運営会社 藤田商店(香川県) 電力調達 卸電力市場など
供給エリア 関西電力エリア 契約条件 特に無し


特徴

・香川の同業「スマイルパワー」に吸収合併
・料金面のメリットは薄い 毎月掛かる手数料に要注意


奥琵琶湖の風景

奥琵琶湖からの眺め


 米原に本社を置き、滋賀県を中心に活動してきた「地域新電力」でした。しかし2018年に香川県の藤田商店(スマイルパワー)に売却され、吸収合併されてしまいました。法人としての滋賀電力株式会社は消滅し、今後は香川県の会社の関西支店として活動していくとのことです。


 電気料金とは別に毎月発生する手数料があり、料金試算をする上で注意が必要です。
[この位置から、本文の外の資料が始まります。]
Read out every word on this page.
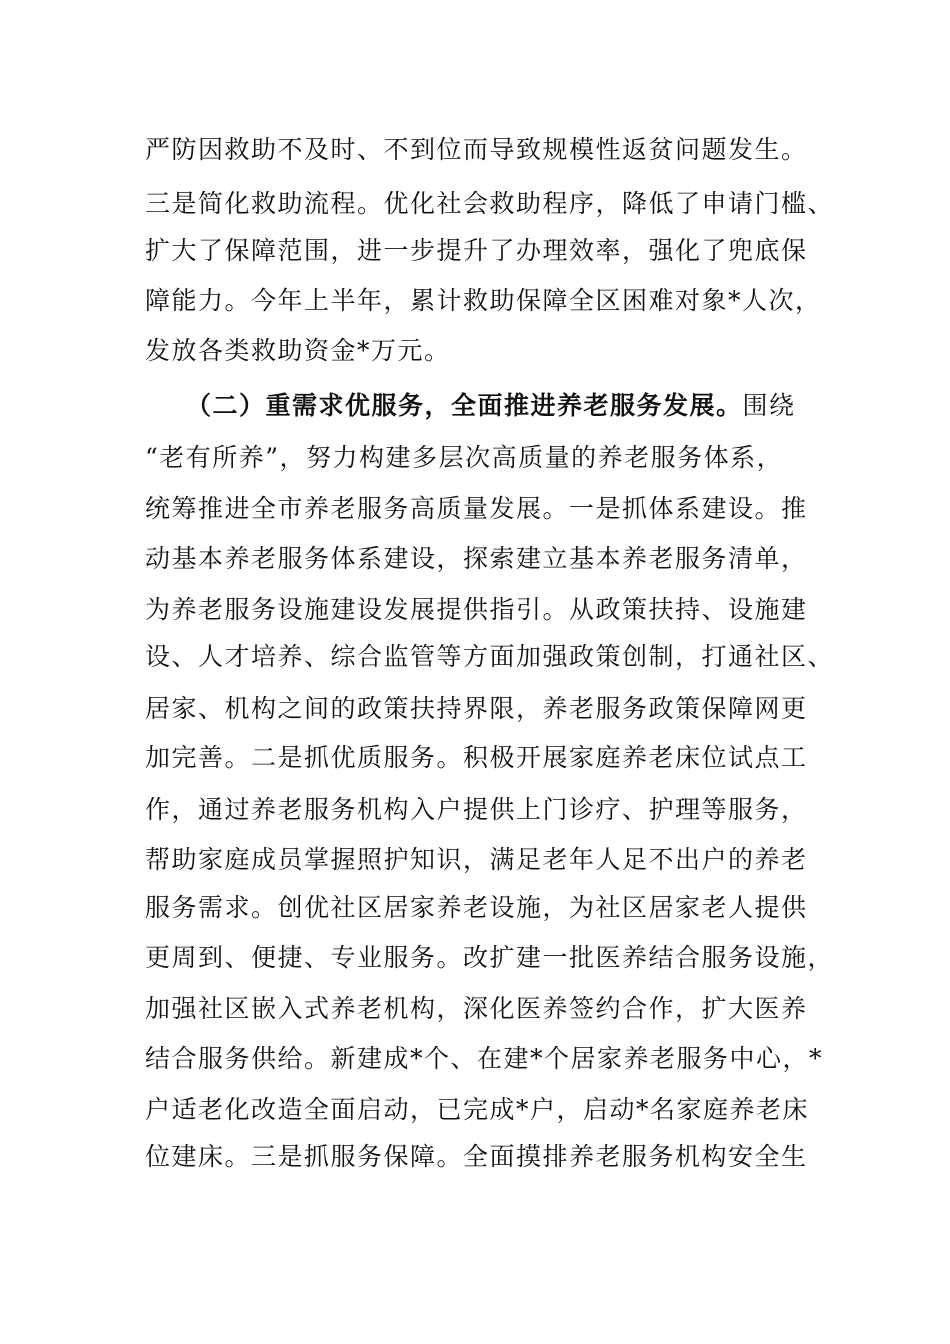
严防因救助不及时、不到位而导致规模性返贫问题发生。
三是简化救助流程。优化社会救助程序，降低了申请门槛、
扩大了保障范围，进一步提升了办理效率，强化了兜底保
障能力。今年上半年，累计救助保障全区困难对象*人次，
发放各类救助资金*万元。
（二）重需求优服务，全面推进养老服务发展。围绕
“老有所养”，努力构建多层次高质量的养老服务体系，
统筹推进全市养老服务高质量发展。一是抓体系建设。推
动基本养老服务体系建设，探索建立基本养老服务清单，
为养老服务设施建设发展提供指引。从政策扶持、设施建
设、人才培养、综合监管等方面加强政策创制，打通社区、
居家、机构之间的政策扶持界限，养老服务政策保障网更
加完善。二是抓优质服务。积极开展家庭养老床位试点工
作，通过养老服务机构入户提供上门诊疗、护理等服务，
帮助家庭成员掌握照护知识，满足老年人足不出户的养老
服务需求。创优社区居家养老设施，为社区居家老人提供
更周到、便捷、专业服务。改扩建一批医养结合服务设施，
加强社区嵌入式养老机构，深化医养签约合作，扩大医养
结合服务供给。新建成*个、在建*个居家养老服务中心，*
户适老化改造全面启动，已完成*户，启动*名家庭养老床
位建床。三是抓服务保障。全面摸排养老服务机构安全生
吸収合併に関する詳しい話も交えながら詳しく解説します。




料金プランとサービスの解説


関電と比べていくらお得になる?


 乗り換えで、電気料金がどれくらい安くなるのでしょうか。
 世帯人数別に、平均的な電気使用量のご家庭をシミュレーションしてみました(関電の従量電灯Aとの比較)


シュミレーション条件
お得率と年間節約額
1人
月170kWh
2人
月348kWh
3人
月391kWh
4人
月437kWh
関西電力エリア
しがでん電灯A
-5.0%
-2200円
-1.6%
-1600円
-2.0%
-2250円
-2.2%
-2945円

 料金水準は、使用量が少ない一人暮らし世帯のみ、関西エリアでトップクラスの低料金です。ただし、ENEOSでんきなどには劣ります(一人世帯ではENEOSが年間118円更に安い)
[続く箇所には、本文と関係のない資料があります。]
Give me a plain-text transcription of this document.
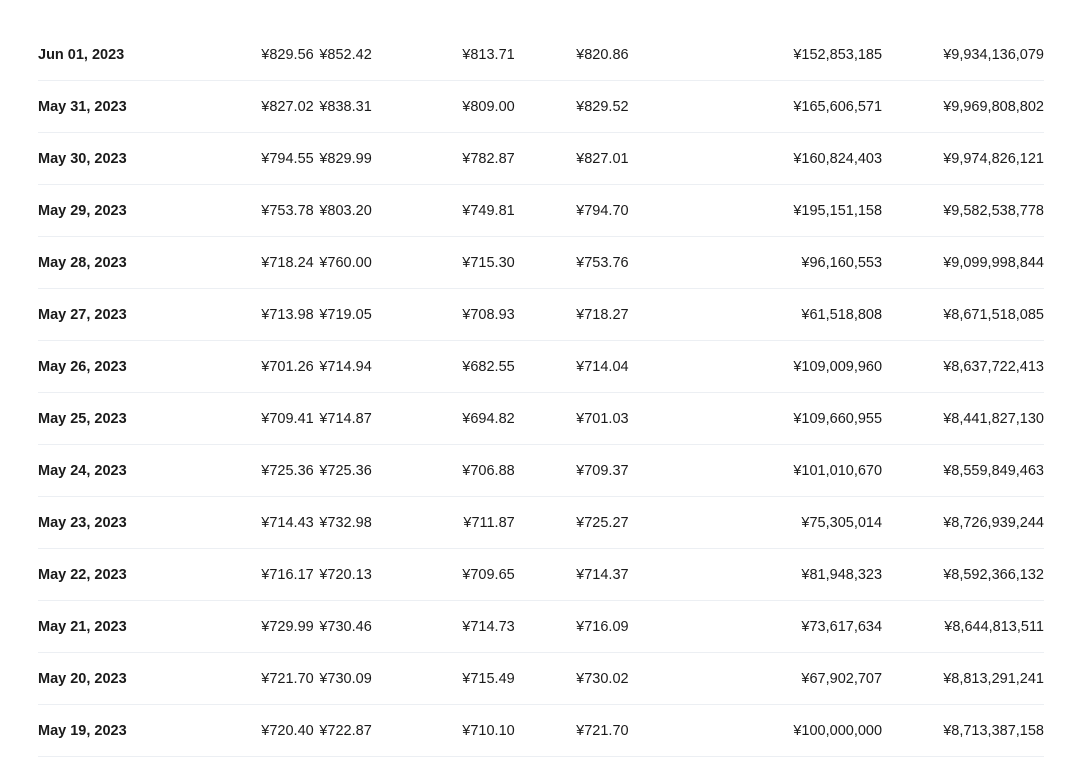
Jun 01, 2023	¥829.56	¥852.42	¥813.71	¥820.86	¥152,853,185	¥9,934,136,079
May 31, 2023	¥827.02	¥838.31	¥809.00	¥829.52	¥165,606,571	¥9,969,808,802
May 30, 2023	¥794.55	¥829.99	¥782.87	¥827.01	¥160,824,403	¥9,974,826,121
May 29, 2023	¥753.78	¥803.20	¥749.81	¥794.70	¥195,151,158	¥9,582,538,778
May 28, 2023	¥718.24	¥760.00	¥715.30	¥753.76	¥96,160,553	¥9,099,998,844
May 27, 2023	¥713.98	¥719.05	¥708.93	¥718.27	¥61,518,808	¥8,671,518,085
May 26, 2023	¥701.26	¥714.94	¥682.55	¥714.04	¥109,009,960	¥8,637,722,413
May 25, 2023	¥709.41	¥714.87	¥694.82	¥701.03	¥109,660,955	¥8,441,827,130
May 24, 2023	¥725.36	¥725.36	¥706.88	¥709.37	¥101,010,670	¥8,559,849,463
May 23, 2023	¥714.43	¥732.98	¥711.87	¥725.27	¥75,305,014	¥8,726,939,244
May 22, 2023	¥716.17	¥720.13	¥709.65	¥714.37	¥81,948,323	¥8,592,366,132
May 21, 2023	¥729.99	¥730.46	¥714.73	¥716.09	¥73,617,634	¥8,644,813,511
May 20, 2023	¥721.70	¥730.09	¥715.49	¥730.02	¥67,902,707	¥8,813,291,241
May 19, 2023	¥720.40	¥722.87	¥710.10	¥721.70	¥100,000,000	¥8,713,387,158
 使用量が多い場合は、他の新電力に大きく見劣りする料金プランです。公式サイトには「滋賀県の電力会社で最安価格! ※350kWh」との記載がありますが、関西エリアでこれより安い新電力はいくらでもあります(詳細は記事後半で)


 注意点としては、電気料金の他に「Webシステム関連費用」として月額120円(税別)、もしくは「請求書発行手数料」として月額220円のいずれかを負担する必要があります(当サイトの料金試算には120円+税の方を加算しています) 自分で料金シミュレーションする時に注意してください。


支払い方法は?


 口座振替やクレジットカード払いに加え、2018年3月からは仮想通貨での支払いにも対応しました(イーサリアム、ビットコイン、ビットコインキャッシュ)


解約時の違約金は?


 解約時の違約金は少々高めです。
 契約から1年未満の解約税別5千円という条件になっています。




滋賀電力の評価


藤田商店(スマイルパワー)に売却


 2018年に香川県の「スマイルパワー(藤田商店)」に売却されました。2019年4月からは藤田商店の支店として再スタートし、滋賀電力株式会社が消滅、主要業務も米原から香川に移管することが発表されています。


 藤田商店の嶋田昌彦部長からは「地域経済への貢献は引き続き従前通り継続していく所存」との説明を直接いただきましたが、滋賀県経済への貢献度が買収によって以前よりも低下したと感じるのは、私だけではないはずです。滋賀電力は藤田商店の米原支店として存続するとのことですが、とても残念な出来事だと思いました。


環境面・エコ


 電源構成などは公表していませんが、環境省を通じて発表されたCO2排出係数は0.551g-CO2/kWh(2017年度実績)と、関電と比べて30%以上悪い値です。環境負荷はやや大きいと言えます。


公式サイトの「最安価格」の根拠は?


 滋賀電力公式サイトには「滋賀県の電力会社で最安価格」とありますが、条件として示されている月350kWhの使用量では最安とは言い難いです。


滋賀電力の「最安価格」との表示

滋賀電力公式サイトより

 例えばピタでんと比較して年間10454円、あしたでんきと比較しても9194円高いです。当サイトの電気料金シミュレーションでは滋賀電力よりも安いプランを77プラン掲載しており、最安価格とは程遠いと言えます。


 また、滋賀県内に本社を置く電力会社に限定して見ても、やはり「コープしが」のベーシックプランの方が年間4291円安くなり、滋賀電力の「しがでん電灯A」が最安価格とは言えないことが分かります。